PDA

View Full Version : HTML Unicode ampersand-encoding



Neptilo
18th December 2012, 08:58
I would like to convert a QString containing Unicode characters to plain HTML text. For instance "私" would become "&" followed by "#31169;" (couldn't display it in a single string).
Is there such a functionality in Qt? I found the function QString Qt::escape ( const QString & plain ) but it only converts HTML metacharacters <, >, &, and ".

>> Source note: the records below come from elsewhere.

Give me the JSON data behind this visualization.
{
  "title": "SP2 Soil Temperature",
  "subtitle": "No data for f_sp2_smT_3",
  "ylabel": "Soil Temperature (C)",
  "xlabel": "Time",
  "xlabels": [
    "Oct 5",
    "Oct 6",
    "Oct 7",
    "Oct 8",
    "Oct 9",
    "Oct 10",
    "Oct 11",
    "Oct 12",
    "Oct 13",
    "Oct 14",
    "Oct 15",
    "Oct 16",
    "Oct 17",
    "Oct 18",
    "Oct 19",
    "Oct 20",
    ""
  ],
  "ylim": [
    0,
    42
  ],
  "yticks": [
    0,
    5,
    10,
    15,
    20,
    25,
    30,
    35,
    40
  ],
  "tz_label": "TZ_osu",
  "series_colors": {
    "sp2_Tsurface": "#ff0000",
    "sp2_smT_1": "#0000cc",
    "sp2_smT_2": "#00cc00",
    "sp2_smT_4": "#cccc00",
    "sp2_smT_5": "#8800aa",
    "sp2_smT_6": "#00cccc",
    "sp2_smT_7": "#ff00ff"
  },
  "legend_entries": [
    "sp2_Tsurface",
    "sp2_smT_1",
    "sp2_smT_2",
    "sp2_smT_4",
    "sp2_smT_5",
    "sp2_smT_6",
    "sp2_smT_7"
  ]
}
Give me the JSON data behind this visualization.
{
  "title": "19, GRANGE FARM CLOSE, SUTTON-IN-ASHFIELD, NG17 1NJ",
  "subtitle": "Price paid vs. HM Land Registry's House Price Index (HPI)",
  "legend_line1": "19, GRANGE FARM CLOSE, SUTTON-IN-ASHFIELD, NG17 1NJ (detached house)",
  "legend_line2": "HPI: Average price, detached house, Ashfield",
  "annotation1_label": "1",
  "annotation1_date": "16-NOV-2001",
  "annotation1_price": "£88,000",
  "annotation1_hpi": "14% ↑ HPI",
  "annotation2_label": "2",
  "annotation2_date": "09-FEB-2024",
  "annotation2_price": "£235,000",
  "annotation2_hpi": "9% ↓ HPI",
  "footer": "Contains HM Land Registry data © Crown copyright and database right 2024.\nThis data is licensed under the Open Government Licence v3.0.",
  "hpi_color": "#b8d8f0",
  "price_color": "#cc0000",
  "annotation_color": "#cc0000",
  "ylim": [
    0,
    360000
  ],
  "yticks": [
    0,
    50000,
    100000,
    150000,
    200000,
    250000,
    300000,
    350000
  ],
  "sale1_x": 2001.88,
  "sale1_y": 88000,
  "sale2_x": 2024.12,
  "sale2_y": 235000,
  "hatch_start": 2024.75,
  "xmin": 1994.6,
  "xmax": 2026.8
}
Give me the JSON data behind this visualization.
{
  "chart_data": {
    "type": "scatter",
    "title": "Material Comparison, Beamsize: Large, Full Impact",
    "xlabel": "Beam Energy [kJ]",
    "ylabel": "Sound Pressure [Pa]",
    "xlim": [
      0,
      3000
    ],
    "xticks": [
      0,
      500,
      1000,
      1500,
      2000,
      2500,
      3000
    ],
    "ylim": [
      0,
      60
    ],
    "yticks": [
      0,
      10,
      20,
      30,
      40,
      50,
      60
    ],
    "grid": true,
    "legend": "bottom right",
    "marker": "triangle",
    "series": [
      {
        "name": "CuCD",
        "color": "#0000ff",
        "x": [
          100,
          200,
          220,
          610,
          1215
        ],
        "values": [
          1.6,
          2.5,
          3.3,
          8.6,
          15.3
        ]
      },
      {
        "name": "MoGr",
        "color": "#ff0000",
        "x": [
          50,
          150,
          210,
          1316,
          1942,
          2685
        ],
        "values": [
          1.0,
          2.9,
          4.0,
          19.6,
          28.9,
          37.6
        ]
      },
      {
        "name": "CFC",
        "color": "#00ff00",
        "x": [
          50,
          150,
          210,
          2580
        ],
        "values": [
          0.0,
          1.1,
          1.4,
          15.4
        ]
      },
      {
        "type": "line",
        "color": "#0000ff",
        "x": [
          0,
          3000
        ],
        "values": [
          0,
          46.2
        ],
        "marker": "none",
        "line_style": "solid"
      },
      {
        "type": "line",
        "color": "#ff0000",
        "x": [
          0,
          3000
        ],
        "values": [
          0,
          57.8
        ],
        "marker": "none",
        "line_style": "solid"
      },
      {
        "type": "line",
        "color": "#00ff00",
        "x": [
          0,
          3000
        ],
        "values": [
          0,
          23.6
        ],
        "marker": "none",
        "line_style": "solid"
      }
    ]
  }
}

Waiting for a better way, I tried to write my own encoding function:


QString ampersand_encode(const QString& str){

QString chr;
QStringList list = QStringList();

for (int i = 0; i < str.size(); ++i) {
chr = QString(str[i]);
list << "&#x" + QString(chr.toUtf8().toHex()) + ";";
}

return list.join("");
}

It almost works. It works for ASCII characters but when I try it with other Unicode characters I only get Korean characters. Why? I feel there's not much to change but I don't know what. Also, any improvement of my code would be appreciated. :)

wysota
18th December 2012, 10:19
How about this?


QString ampersand_encode(const QString &string) {
QString encoded;
for(int i=0;i<string.size();++i) {
QChar ch = string.at(i);
if(ch.unicode() > 255)
encoded += QString("&#%1;").arg((int)ch.unicode());
else
encoded += ch;
}
return encoded;
}

Neptilo
19th December 2012, 22:01
Thank you! It works!

Actually I realized my tests were wrong. I entered text directly in my code and Unicode characters were split in 8-bit characters. Now that I enter text in a QLineEdit, it works much better.